Sebelum Renjun bisa bertanya lebih jauh, suara lain terdengar dari jauh. "Kau sudah sadar? Kalau begitu cepat pergi dari apartemenku." Mark muncul dari pintu, wajahnya tampak kusut, dan Renjun bisa melihat beberapa lebam di wajahnya, mirip dengan yang dimiliki Jaemin. Apakah mereka habis berkelahi?
Renjun memperhatikan bagaimana Mark terus memegang bagian bawah dadanya, sepertinya ada luka serius disana.
Jaemin berdiri, membuat Renjun mengalihkan perhatiannya dari Mark. "Ayo, ku antar kau pulang. Bisa berdiri?"
Renjun mengiyakan.
Mereka keluar benar-benar mengabaikan Mark yang masih berdiri disana.
Hari ternyata sudah gelap, dan angin malam terasa lembut namun menusuk kulit. Renjun mengerutkan kening, penasaran berapa lama dia sebenarnya tak sadarkan diri. Lampu jalan yang remang-remang membuat bayangan Jaemin tampak lebih panjang di tanah, sosoknya terlihat lebih gagah di bawah cahaya temaram.
Jaemin berjalan ke arah motornya yang terparkir di depan gedung. Suara langkah kaki mereka bergema di antara jalanan yang sepi. Dia mengambil helm dari motor dan menyerahkannya pada Renjun. "Pakai."

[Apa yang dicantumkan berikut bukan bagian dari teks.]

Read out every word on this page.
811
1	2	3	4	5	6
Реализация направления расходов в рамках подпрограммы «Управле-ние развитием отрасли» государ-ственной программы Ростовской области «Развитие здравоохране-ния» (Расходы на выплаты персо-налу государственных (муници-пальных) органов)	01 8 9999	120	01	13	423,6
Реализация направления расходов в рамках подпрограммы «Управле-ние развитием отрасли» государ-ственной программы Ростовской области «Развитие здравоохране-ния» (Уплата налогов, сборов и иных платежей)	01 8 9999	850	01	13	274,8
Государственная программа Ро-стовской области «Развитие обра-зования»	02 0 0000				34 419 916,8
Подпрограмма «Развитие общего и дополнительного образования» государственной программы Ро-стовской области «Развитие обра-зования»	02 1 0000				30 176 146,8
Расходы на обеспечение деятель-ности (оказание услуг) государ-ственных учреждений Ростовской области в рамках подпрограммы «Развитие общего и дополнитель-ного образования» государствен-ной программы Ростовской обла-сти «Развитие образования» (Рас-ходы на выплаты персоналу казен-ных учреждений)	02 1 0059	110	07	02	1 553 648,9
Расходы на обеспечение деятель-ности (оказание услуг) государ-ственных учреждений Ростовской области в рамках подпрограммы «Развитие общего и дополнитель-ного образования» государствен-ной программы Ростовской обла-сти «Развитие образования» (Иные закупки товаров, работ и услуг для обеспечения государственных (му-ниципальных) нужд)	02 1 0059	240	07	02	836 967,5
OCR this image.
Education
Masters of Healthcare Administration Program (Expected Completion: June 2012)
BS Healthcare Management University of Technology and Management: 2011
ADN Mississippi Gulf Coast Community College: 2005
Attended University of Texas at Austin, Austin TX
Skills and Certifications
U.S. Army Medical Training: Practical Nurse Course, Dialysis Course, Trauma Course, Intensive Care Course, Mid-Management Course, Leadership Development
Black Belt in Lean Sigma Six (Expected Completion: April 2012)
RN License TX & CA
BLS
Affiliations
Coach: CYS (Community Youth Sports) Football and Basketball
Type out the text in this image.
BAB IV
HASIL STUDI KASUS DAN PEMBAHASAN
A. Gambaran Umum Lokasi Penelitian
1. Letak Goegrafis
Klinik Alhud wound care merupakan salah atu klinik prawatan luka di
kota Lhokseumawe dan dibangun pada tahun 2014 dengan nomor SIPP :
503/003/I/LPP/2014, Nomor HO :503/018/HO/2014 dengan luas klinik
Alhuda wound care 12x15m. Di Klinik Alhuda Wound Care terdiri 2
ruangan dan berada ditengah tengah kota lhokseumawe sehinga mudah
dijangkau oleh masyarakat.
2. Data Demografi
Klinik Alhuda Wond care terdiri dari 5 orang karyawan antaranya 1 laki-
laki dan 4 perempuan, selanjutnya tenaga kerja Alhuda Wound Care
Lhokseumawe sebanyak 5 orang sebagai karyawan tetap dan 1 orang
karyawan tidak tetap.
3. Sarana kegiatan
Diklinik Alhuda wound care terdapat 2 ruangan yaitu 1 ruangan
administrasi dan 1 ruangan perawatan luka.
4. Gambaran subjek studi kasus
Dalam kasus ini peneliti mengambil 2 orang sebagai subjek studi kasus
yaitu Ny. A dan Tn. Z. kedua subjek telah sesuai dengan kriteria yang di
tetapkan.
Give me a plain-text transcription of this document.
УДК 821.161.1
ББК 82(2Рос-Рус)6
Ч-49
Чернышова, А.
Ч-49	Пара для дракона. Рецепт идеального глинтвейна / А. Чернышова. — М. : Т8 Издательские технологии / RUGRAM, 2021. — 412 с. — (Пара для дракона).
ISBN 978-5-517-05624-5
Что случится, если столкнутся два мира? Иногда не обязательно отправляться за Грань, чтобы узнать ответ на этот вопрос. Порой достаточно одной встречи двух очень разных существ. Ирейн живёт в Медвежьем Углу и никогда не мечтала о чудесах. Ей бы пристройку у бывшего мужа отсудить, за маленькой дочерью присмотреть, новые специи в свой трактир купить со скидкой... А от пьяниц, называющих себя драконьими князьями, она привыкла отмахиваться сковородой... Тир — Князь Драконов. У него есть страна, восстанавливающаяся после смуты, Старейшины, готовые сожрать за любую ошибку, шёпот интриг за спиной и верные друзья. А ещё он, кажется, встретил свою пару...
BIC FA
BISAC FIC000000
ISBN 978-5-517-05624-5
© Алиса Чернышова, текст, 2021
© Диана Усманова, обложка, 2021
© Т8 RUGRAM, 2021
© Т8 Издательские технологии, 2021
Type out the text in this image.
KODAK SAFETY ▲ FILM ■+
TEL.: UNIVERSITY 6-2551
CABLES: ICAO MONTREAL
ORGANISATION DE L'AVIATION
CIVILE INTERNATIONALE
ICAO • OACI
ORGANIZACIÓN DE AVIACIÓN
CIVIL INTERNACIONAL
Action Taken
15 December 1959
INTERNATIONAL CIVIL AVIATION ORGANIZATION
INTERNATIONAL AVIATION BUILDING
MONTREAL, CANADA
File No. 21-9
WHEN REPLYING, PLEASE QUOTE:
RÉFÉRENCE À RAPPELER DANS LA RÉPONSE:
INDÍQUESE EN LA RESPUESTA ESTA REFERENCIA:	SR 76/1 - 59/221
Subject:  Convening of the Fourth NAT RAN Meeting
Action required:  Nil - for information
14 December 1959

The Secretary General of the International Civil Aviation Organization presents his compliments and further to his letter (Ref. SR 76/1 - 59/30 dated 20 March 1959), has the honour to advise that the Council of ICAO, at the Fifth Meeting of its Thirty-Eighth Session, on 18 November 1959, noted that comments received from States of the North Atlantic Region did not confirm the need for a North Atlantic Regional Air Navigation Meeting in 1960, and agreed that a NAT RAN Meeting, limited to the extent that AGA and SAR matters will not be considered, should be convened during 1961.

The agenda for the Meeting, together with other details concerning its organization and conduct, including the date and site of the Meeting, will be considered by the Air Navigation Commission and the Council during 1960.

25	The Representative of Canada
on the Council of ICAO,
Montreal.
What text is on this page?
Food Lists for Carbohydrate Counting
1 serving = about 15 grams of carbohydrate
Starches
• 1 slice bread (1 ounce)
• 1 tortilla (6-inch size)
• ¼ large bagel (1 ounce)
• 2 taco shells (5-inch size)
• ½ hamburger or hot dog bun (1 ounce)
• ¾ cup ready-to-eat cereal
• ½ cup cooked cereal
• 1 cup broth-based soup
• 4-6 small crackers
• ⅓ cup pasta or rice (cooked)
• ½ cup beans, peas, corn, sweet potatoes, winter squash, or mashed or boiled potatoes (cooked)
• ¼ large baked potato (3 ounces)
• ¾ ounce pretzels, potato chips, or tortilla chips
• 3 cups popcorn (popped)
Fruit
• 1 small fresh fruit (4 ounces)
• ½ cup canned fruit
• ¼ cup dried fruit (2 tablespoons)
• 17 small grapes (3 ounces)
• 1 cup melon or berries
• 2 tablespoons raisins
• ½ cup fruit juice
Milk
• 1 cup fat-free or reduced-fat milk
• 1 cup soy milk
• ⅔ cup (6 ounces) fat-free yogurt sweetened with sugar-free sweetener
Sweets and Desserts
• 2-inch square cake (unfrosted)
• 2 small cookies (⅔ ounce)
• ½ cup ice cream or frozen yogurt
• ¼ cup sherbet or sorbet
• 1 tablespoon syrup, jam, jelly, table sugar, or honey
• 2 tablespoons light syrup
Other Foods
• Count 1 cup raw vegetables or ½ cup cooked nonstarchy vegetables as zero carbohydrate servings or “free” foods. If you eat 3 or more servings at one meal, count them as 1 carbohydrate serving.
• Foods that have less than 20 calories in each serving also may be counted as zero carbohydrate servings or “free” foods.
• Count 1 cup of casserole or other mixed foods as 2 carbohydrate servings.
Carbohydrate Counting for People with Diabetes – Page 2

Renjun menatap helm itu, lalu beralih menatap Jaemin dengan sedikit ragu. "Bagaimana denganmu? Rasanya aneh kalau aku yang duduk di belakang yang pakai helm."
"Hm..." Jaemin mendengung, pura-pura berpikir. Jaemin tersenyum, matanya berkilat nakal. "Kau mau duduk di depan? Tenang saja, kepalamu tidak akan menghalangi pandanganku."
Renjun mendengus, wajahnya sedikit memerah. Ia memukul ringan lengan Jaemin. "Bukan begitu maksudku!"
Jaemin tertawa kecil, senyumnya tak pernah hilang. "Pegangan yang erat," katanya sambil melirik ke arah Renjun yang sudah duduk dibelakangnya. Tanpa banyak bicara lagi, Renjun menurut. Tangannya dengan gugup mencengkram bagian pinggang Jaemin, merasakan kehangatan yang aneh menjalar di tubuhnya.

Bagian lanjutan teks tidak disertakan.